I breathed a lot easier. I never thought I’d find a friend this far out. “You call Price and tell him to get out to the casino as fast as his car will bring him. And tell him to take along some boys.”
“Gonna be trouble?”
“There’s liable to be.”
“Maybe I should go.” He pulled at his chin, thinking hard. “I don’t know. The casino is all we got around here. It ain’t doing us no good, but the guy that runs it runs the town.”
“Stay out of it if you can help it. Get an ambulance if you want to for that guy back there, but forget the hospital. Stick him in the cooler. Then get on the phone and call Price.”
“Okay, Mike. I’ll do that for you. Didn’t think you shot that cop in cold blood like the notices said. You didn’t, did you?”

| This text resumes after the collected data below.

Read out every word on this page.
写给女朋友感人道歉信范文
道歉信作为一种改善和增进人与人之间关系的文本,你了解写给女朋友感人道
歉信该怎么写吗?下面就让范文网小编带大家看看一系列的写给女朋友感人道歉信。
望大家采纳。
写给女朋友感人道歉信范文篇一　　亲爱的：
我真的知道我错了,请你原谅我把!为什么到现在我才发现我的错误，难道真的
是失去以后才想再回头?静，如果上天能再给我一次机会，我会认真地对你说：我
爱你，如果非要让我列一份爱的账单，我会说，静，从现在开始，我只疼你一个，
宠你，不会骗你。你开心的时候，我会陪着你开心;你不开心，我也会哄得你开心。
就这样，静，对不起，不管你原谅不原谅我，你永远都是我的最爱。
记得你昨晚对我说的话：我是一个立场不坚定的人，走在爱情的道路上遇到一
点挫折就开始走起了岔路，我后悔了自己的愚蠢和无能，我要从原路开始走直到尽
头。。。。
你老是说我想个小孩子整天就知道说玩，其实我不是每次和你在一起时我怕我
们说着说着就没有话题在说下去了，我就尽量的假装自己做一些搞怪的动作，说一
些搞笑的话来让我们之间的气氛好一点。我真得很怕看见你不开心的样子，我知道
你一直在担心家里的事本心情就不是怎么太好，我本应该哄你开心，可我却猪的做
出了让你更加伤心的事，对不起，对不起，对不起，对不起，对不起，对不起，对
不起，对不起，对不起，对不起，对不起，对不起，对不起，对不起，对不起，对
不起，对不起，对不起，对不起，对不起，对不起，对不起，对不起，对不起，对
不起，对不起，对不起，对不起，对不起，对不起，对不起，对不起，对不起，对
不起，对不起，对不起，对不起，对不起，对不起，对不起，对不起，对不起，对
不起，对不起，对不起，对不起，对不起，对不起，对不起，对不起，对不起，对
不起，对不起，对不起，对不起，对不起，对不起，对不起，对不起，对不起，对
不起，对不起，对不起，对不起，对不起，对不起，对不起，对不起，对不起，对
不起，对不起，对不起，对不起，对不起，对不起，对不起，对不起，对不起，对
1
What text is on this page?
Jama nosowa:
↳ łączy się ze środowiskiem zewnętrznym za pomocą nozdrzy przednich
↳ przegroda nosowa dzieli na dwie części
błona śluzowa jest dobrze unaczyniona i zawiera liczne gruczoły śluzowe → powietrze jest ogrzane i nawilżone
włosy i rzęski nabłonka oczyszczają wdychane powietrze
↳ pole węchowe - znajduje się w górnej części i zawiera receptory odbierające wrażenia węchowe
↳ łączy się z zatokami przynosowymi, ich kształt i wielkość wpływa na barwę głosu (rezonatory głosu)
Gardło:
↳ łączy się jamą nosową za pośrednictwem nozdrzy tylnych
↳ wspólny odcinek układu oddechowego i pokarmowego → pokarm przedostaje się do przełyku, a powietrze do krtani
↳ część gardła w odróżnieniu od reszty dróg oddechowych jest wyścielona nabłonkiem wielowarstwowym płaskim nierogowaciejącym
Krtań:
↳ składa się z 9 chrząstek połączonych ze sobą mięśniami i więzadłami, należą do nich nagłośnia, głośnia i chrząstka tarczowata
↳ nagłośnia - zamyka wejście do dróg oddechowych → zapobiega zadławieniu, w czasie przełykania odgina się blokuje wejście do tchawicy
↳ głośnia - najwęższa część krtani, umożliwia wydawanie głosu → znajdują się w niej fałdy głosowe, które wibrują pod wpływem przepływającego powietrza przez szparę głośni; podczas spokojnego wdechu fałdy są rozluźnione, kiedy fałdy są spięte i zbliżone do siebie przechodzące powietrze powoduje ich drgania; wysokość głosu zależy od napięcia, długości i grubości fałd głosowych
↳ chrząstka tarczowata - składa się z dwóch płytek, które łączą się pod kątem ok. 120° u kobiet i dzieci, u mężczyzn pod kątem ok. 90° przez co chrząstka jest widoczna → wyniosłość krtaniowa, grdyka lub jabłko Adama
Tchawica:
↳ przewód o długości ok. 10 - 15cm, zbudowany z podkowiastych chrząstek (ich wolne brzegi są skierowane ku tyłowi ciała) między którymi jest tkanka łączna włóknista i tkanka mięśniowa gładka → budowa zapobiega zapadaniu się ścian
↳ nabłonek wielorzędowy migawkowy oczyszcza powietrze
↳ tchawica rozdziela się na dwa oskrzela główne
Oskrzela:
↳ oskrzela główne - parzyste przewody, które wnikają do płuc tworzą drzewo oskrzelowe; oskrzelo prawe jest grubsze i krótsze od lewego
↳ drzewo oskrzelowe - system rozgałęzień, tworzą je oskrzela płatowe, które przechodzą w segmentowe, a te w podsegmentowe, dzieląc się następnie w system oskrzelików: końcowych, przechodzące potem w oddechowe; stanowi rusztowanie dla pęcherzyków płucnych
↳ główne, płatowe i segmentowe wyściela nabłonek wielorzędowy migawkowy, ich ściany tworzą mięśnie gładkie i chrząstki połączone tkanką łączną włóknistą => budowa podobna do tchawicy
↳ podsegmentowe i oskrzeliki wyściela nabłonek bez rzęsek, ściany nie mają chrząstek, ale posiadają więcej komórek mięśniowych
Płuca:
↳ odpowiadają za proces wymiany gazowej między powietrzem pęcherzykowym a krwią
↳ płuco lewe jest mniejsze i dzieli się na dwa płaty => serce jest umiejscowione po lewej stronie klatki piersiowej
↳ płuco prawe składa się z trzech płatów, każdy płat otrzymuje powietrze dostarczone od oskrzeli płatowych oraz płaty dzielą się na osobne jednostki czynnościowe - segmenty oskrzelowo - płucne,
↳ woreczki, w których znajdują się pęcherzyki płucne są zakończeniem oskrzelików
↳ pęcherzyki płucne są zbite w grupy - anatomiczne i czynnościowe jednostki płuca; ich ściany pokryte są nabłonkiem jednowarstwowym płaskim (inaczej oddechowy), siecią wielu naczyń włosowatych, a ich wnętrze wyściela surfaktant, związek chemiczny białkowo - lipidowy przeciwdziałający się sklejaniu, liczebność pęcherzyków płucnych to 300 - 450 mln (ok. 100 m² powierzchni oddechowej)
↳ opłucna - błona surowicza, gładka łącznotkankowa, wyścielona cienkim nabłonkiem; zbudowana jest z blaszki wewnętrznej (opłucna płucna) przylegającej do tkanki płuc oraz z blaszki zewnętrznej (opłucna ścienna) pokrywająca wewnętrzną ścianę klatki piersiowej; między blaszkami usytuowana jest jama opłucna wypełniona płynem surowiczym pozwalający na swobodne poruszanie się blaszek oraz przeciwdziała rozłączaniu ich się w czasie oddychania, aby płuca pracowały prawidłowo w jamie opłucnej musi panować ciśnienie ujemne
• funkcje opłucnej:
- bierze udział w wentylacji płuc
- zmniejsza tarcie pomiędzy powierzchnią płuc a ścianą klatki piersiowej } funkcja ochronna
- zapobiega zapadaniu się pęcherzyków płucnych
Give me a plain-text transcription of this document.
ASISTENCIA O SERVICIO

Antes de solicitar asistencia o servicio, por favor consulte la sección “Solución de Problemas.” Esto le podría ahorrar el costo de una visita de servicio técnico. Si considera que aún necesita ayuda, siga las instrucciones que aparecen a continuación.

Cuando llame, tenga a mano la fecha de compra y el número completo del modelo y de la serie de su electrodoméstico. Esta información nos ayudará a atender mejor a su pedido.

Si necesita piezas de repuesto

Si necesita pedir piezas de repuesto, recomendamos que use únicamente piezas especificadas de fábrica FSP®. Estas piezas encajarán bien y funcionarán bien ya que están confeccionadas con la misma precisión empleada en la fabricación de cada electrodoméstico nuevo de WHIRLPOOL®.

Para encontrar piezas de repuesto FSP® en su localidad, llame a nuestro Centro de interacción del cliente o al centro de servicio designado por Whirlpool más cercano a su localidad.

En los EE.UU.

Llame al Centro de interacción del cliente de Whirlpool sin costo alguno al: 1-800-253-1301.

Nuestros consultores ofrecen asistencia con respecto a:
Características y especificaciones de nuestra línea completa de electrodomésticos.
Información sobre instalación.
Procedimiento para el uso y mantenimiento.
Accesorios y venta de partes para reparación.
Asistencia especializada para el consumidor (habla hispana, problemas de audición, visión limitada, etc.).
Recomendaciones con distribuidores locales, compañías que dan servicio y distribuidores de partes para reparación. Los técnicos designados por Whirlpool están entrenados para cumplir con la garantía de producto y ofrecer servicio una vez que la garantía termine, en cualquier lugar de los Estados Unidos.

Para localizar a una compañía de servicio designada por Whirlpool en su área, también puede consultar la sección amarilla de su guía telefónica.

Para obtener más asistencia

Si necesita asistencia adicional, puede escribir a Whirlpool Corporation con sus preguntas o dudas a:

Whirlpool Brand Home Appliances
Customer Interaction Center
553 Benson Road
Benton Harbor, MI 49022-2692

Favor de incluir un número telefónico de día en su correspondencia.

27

“He was sitting on top of me about to bash my brains out with a billy when I shot the top of his head off.”
“A good thing, by damn.”
I didn’t hang around. Twenty pairs of eyes followed me across the field to my car, but if there was any explaining to be done the cop was making a good job of it. Before I climbed under the wheel he had hands helping to right the car and six people carrying the figure of The Face to the road.
Nelson, the Boss. Another character. Where did he come in? He wasn’t on the level if rat-puss was working for him. Nelson, but no Mallory. I stepped on the starter and ran the engine up. Nelson, but no Mallory. Something cold rolled down my temple and I wiped it away. Sweat. Hell, it couldn’t be true, not what I was thinking, but it made sense! Oh, hell, it was impossible, people just aren’t made that way! The pieces didn’t have to be fitted into place any longer . . . they were being drawn into a pattern of murder as if by a magnet under the board, a pattern of death as complicated as a Persian tapestry, ugly enough to hang in Hitler’s own parlor. Nelson, but no Mallory. The rest would be only incidental, a necessary incidental. I sweated so freely that my shirt was matted to my body.